Image sources: 1. Western shirt, from Levis; 2. Marley Panel shift dress, $89.95, from Portmans; 3. Delia flat form wedge, $149.95, from Witchery.
- A lightweight shirt
If you don’t have a chambray shirt yet, SPRING IS THE SEASON, PEOPLE. Wear it open like a jacket, tied over your favourite maxi, relaxed with a pair of jeans or shorts – it’s the perfect weight and colour for indecisive-but-usually-warm weather.
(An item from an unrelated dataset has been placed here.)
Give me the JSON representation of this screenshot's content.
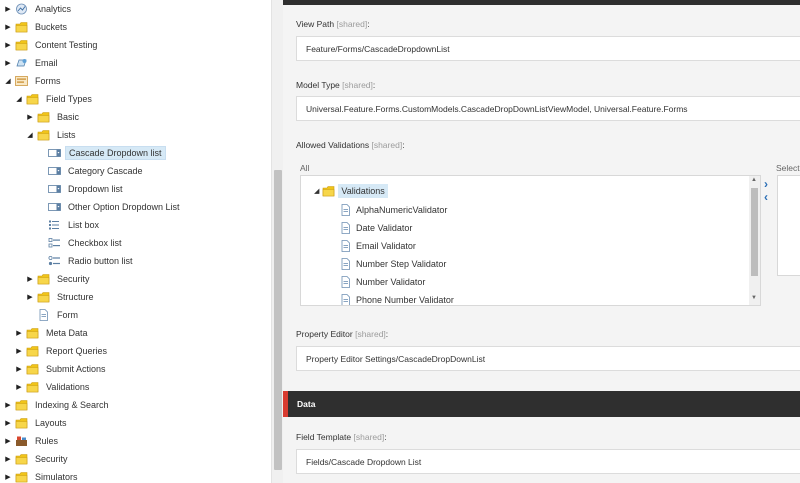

If you can’t do chambray because you were scarred by the 70s or the 90s or whatever, any structured lightweight shirt will do – a drill cotton or linen will fit the bill just as well (but I cannot say no to denim. It’s my weakness).
- A shift dress
I love the resurgence of the shift dress simply because it’s such a versatile piece. This one from Portmans is perfect – button down, clean white and with just a touch of sleeve: you can wear it to work with a blazer and fitted pants or leggings; you can wear it on the weekends layered up with an open chambray shirt (ahem), or softly tucked into some baggy boyfriend jeans or a pair of shorts; you can wear it out for drinks with a big piece of jewellery and heels or sandals (depending on how fancy your drinks are). Once it’s hot enough, you can even wear it over your bathers: it’ll take you from the beach to bar and beyond.
- A pair of chunky sandals
The easiest way to switch your outfit from winter to spring? Throw a pair of sandals on. Nothing telegraphs “it’s warm and I love it” like exposed feet. While it doesn’t *have* to be a flatform like the Witchery ones pictured above (although, you’re getting height without pain, so I don’t know why you wouldn’t go there), I like a heavier sandal in spring – it’s still covered enough to wear with bulkier clothes like jeans, but light enough to wear with a little dress.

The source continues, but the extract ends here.